Our partners at NAFTI will give a selected group of sixteen young people an opportunity to further develop their knowledge and understanding of ethical issues that may arise when operating digital technologies. The workshop will cover issues like transparency in data processing, what are the necessary conditions to be acknowledged as a trustworthy actor in the realm of digital technologies etc.
Overall, we hope that we can build a critical mass of practitioners who reflect deeply on the impact that different technologies will have on human existence and how it impact our political, social, and moral existence.
In this knowledge transfer type project, fifteen SHS students and eight first year students of the Ghana institute of journalism will be put in two separate seminars that help them appreciate media content production. They will then be placed on a three-day intensive internship programme with selected newsrooms to live out the theory of content production using new digital tools. The participants’ experiences and observations will be documented and played back to news editors and other norm entrepreneurs, who seeing through the lenses of these MiL trained ambassadors, will see what needs improvement in their content generation methods if they are to be considered MiL champions.
In what will be a night full of glitz and glamour, the 2019 MIL week will end with an awards ceremony. The Award Ceremony will be a semi-live event, will run simultaneously with a similar event in Namibia bringing together all the partners and participants of the various, seminars, workshops and competitions that Penplusbytes has partnered to deliver.
The winners of the video competition will receive awards as will the participants of the knowledge transfer project who tell the best and most reflective MiL stories.
Idea: A quiz competition to assess young people’s ability to tell between factual and non-factual information. Target: Information and Communication studies students from tertiary institutions in the Greater Accra Region. The event is expected to bring together 150 participants (including contestants), selected from eleven tertiary institutions who offer information and communication studies programmes in the Greater Accra Region.
A training session will be organised for students from the selected communication schools that took part in the Quiz Competition. This training will focus on educating the students on how to discover whether a piece of information is true or not and will be facilitated by resource persons who will address issues on content and source verification. The session will also educate students on the various new media tools that can be used to verify or fact check information in social media and also in some traditional media. Tools such as reverse image search on Google chrome and Invid verification plug will be discussed.
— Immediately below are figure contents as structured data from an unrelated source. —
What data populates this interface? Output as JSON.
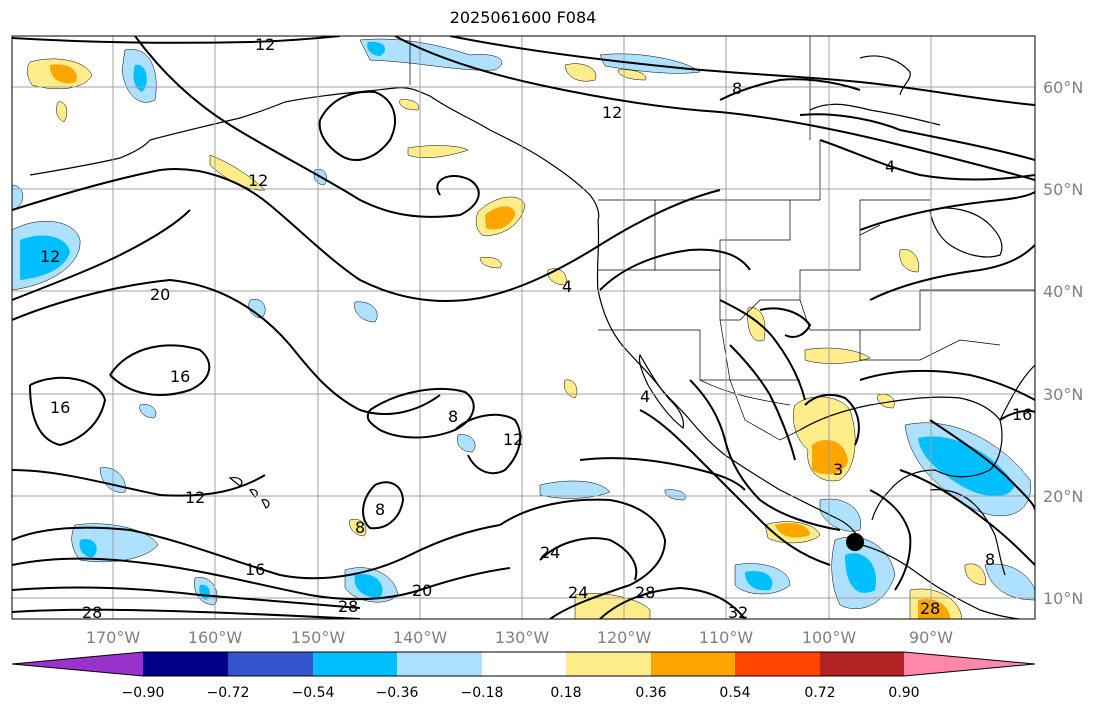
{
  "title": "2025061600 F084",
  "map": {
    "lat_labels": [
      "60°N",
      "50°N",
      "40°N",
      "30°N",
      "20°N",
      "10°N"
    ],
    "lon_labels": [
      "170°W",
      "160°W",
      "150°W",
      "140°W",
      "130°W",
      "120°W",
      "110°W",
      "100°W",
      "90°W"
    ],
    "contour_labels": [
      "12",
      "12",
      "8",
      "12",
      "4",
      "8",
      "12",
      "20",
      "16",
      "16",
      "8",
      "12",
      "12",
      "8",
      "24",
      "28",
      "16",
      "20",
      "28",
      "24",
      "28",
      "32",
      "3",
      "8",
      "16",
      "28",
      "4",
      "4"
    ],
    "marker": "storm-center-dot"
  },
  "colorbar": {
    "ticks": [
      "−0.90",
      "−0.72",
      "−0.54",
      "−0.36",
      "−0.18",
      "0.18",
      "0.36",
      "0.54",
      "0.72",
      "0.90"
    ],
    "colors": [
      "#9932cc",
      "#00008b",
      "#3355cc",
      "#00bfff",
      "#aee0ff",
      "#ffffff",
      "#ffec8b",
      "#ffa500",
      "#ff4500",
      "#b22222",
      "#ff88aa"
    ]
  },
  "colors": {
    "shade_light_blue": "#aee0ff",
    "shade_blue": "#00bfff",
    "shade_yellow": "#ffec8b",
    "shade_orange": "#ffa500"
  }
}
During the MIL week, the School also intends to collaborate with GHOne television to launch a short segment, ‘Spot the fake’, to help educate the public on media content verification. The minute-long segment will enable us educate the youth on the need to filter through information that are useful to them and those that are not.
Television is the best medium to use because of its audio-visual feature, also GHOne TV stands out as the media targeted at young people, therefore, it is the best channel to utilize for this exercise. This segment will be an inset on the Late Afternoon Show which airs on Mondays, Wednesdays and Fridays at 4pm. The show is used to discuss social issues as well as issues trending on social media. This makes it very ideal for this exercise.
Target audience: Young people between the ages of 15-25 years
Monday: Photo-shopped Images
Wednesday: Edited videos
Friday: Satire posts
Audiences will be given the chance to text their answers to the presenter, afterwards the presenter will brief them on what the misinformed contents are, based on justifiable reasons.